The database of intentions

Published on:

I'm reading John Battelle's book, The Search, and the recent release of search data by AOL couldn't be a better example for his metaphor of the Database of Intentions. What comes out of this giant screw-up is as fascinating as AOL mistake is big.

It's pretty obvious that with such amount of data, some of it can easily lead to personally identifiable information. As note several commenters to the aforementioned post on Google Blogoscoped, using the timestamp information will allow some sites owners to link 3 months of a user's search track to an IP, or directly a name if they have a registration record or profile there. It shows a lot about how Americans regard privacy issues. See also posts by Ars Technica, TechCrunch, Valleywag citing the NYT which took no time to identify one guy out of this so-called "anonymous" data, and John Battelle. There are probably a lot more stories already published or in the waiting, since the released data is now floating around the internet for a long time, although AOL removed it promptly after the uproar.

It also gives a lot of hints on how this gigantic amount of individual intentions can be exploited, and will be exploited no matter what, for this is a goldmine for both commercial and political interests.

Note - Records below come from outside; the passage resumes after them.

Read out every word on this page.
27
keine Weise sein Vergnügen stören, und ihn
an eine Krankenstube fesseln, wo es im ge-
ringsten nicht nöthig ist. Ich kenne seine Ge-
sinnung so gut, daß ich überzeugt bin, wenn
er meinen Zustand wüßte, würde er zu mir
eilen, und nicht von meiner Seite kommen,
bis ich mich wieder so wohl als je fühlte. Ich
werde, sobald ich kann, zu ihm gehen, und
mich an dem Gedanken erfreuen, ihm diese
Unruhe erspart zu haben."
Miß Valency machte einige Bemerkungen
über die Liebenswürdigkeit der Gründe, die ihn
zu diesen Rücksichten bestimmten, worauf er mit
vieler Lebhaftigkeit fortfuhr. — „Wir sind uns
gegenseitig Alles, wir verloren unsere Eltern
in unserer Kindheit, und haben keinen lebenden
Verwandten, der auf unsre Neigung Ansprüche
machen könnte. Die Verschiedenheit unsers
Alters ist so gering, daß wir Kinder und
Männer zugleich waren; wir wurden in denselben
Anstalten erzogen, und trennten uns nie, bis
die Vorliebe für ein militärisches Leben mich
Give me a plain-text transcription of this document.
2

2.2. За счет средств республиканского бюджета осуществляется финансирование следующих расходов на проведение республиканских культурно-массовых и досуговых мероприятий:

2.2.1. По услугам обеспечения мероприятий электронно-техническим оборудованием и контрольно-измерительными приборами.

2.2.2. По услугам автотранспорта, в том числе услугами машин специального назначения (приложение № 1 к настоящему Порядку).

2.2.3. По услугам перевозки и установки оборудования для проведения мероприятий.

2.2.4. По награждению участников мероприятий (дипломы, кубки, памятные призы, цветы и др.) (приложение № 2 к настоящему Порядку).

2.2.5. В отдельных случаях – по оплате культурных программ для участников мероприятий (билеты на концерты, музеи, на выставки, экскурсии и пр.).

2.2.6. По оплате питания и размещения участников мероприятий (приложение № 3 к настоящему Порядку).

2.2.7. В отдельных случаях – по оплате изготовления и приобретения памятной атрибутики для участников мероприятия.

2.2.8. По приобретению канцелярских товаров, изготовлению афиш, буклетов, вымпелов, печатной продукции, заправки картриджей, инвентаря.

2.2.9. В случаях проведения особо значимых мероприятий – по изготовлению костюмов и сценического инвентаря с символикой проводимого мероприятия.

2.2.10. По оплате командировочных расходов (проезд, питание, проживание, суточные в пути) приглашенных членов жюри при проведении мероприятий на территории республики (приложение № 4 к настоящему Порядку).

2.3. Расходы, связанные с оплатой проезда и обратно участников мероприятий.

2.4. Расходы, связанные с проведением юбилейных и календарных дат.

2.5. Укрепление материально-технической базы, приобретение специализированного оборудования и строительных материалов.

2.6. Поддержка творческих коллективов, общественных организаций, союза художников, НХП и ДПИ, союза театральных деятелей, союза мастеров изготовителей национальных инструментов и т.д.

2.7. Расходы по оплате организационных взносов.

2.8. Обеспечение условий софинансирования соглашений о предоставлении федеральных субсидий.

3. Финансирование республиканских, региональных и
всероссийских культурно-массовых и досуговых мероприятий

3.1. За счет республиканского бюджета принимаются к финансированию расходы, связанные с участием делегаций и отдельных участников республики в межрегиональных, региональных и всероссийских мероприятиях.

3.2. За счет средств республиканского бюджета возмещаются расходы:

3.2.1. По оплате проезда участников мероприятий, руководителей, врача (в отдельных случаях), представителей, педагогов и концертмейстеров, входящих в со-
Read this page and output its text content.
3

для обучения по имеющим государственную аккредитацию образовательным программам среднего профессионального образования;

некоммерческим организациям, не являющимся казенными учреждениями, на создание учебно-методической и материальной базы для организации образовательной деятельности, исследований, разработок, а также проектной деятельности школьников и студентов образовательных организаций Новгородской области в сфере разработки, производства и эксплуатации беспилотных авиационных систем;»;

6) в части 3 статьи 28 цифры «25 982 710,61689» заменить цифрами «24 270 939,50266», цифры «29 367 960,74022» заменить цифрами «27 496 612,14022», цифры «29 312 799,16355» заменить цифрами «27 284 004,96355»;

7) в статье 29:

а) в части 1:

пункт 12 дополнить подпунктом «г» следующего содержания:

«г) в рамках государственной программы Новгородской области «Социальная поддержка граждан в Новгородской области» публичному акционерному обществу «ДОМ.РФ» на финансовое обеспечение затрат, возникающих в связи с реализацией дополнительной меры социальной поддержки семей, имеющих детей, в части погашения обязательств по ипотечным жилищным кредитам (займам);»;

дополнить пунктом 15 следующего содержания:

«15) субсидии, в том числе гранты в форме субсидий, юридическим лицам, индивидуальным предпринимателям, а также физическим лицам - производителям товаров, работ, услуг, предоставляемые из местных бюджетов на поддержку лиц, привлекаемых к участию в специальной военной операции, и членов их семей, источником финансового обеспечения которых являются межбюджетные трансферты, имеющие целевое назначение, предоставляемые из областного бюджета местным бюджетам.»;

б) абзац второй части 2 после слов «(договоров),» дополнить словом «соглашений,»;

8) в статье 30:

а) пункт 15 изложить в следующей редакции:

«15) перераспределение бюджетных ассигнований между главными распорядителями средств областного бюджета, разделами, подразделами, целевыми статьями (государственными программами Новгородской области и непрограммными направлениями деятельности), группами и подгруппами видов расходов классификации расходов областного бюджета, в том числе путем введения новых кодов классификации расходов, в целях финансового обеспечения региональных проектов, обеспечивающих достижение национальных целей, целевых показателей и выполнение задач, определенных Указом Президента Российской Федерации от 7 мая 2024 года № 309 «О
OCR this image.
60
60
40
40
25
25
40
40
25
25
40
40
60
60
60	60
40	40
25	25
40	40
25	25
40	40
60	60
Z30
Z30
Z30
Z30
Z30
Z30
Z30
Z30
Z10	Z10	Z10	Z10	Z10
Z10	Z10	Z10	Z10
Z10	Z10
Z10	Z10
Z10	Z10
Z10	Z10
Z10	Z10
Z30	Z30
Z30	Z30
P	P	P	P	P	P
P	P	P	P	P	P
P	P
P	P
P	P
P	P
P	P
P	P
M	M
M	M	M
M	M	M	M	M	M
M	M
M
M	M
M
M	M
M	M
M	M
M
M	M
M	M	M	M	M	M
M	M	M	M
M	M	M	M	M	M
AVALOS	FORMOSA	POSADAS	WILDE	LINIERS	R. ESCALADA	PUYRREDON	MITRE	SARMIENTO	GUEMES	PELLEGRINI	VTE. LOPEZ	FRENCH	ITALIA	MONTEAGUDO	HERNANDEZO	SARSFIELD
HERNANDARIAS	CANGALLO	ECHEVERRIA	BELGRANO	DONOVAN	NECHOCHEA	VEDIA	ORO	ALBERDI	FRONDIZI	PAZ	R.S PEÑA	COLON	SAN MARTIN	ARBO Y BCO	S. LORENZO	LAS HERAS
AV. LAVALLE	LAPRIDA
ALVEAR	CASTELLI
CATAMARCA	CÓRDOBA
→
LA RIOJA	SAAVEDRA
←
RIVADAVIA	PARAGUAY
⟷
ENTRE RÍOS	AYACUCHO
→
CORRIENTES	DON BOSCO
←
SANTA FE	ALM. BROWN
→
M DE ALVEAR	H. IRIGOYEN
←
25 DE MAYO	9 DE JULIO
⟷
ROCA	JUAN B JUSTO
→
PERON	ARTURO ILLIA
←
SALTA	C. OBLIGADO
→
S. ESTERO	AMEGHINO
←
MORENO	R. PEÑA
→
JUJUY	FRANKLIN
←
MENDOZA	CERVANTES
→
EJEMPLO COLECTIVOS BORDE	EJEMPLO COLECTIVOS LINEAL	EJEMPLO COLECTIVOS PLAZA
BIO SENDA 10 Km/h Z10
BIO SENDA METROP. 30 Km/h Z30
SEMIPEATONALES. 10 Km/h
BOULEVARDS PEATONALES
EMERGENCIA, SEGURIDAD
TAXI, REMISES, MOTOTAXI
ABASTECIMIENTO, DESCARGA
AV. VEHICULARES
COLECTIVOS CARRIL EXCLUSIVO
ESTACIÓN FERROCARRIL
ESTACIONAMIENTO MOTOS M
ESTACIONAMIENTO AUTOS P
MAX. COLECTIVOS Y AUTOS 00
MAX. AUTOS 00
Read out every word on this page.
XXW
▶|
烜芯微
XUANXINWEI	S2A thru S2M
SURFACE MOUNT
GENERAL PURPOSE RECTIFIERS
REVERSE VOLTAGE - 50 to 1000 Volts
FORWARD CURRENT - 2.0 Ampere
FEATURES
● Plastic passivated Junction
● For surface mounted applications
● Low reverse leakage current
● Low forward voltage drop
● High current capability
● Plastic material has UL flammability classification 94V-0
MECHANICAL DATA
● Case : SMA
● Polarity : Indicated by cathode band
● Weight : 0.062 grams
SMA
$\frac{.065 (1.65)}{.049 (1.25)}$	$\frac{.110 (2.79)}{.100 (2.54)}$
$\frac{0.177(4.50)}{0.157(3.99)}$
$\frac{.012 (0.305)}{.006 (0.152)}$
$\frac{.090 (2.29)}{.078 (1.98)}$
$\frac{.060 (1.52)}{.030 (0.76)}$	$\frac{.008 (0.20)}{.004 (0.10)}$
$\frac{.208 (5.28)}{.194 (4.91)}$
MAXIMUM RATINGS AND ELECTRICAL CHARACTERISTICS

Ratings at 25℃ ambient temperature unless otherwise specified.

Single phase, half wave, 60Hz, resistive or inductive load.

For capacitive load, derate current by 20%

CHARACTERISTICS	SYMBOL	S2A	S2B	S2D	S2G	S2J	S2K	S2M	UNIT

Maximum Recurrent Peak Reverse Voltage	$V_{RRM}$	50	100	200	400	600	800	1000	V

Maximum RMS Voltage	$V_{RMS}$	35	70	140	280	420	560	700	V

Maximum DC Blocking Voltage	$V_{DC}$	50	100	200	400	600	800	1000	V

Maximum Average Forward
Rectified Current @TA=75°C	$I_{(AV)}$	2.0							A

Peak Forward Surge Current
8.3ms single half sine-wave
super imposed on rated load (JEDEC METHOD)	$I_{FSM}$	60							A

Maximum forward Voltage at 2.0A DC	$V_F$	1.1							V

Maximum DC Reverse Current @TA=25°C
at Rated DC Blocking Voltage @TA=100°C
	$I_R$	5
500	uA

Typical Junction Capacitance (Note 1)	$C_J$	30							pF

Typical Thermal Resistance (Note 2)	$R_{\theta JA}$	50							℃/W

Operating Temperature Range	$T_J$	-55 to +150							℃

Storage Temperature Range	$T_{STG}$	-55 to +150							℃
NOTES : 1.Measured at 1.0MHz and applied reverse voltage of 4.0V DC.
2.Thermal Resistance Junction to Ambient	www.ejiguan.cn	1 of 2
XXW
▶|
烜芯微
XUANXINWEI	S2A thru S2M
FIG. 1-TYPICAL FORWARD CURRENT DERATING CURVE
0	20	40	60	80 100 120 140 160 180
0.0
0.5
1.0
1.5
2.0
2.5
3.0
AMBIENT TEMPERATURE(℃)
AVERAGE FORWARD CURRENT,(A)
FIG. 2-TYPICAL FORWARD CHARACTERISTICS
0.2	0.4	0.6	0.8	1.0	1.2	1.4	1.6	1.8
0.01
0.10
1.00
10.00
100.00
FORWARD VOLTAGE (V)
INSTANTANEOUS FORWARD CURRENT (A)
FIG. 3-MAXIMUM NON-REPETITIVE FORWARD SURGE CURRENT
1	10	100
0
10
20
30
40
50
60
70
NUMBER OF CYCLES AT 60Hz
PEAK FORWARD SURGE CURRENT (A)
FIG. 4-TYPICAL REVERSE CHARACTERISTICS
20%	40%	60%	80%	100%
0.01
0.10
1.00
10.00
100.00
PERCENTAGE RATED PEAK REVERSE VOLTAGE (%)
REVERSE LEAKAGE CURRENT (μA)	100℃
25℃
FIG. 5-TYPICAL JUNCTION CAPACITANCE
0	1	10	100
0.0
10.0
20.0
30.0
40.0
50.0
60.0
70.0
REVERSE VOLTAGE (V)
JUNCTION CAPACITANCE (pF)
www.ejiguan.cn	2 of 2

About six years ago, I was pitched by one startup on tracking visitors using web beacons. During the discussion, the vendor highlighted how, via the use of cookies and datamining past logs, we could allow visitors to browse our entire site anonymously, then recollect their whole behavior since their first visit and associate it with their personal profile as soon as they registered with us. I could see the mental hard-on on the marketers face, while I was already wondering about the implications on data privacy and yet another hair-splitting-nightmare with the lawyers about the legal fineprint in the site terms of use. The truth, as always, is somewhere in between, and proper (and transparent) use of technology. But I still think about it today when someone comes to me to complain that people clear their cookies too often and that it makes our statistics "unreliable".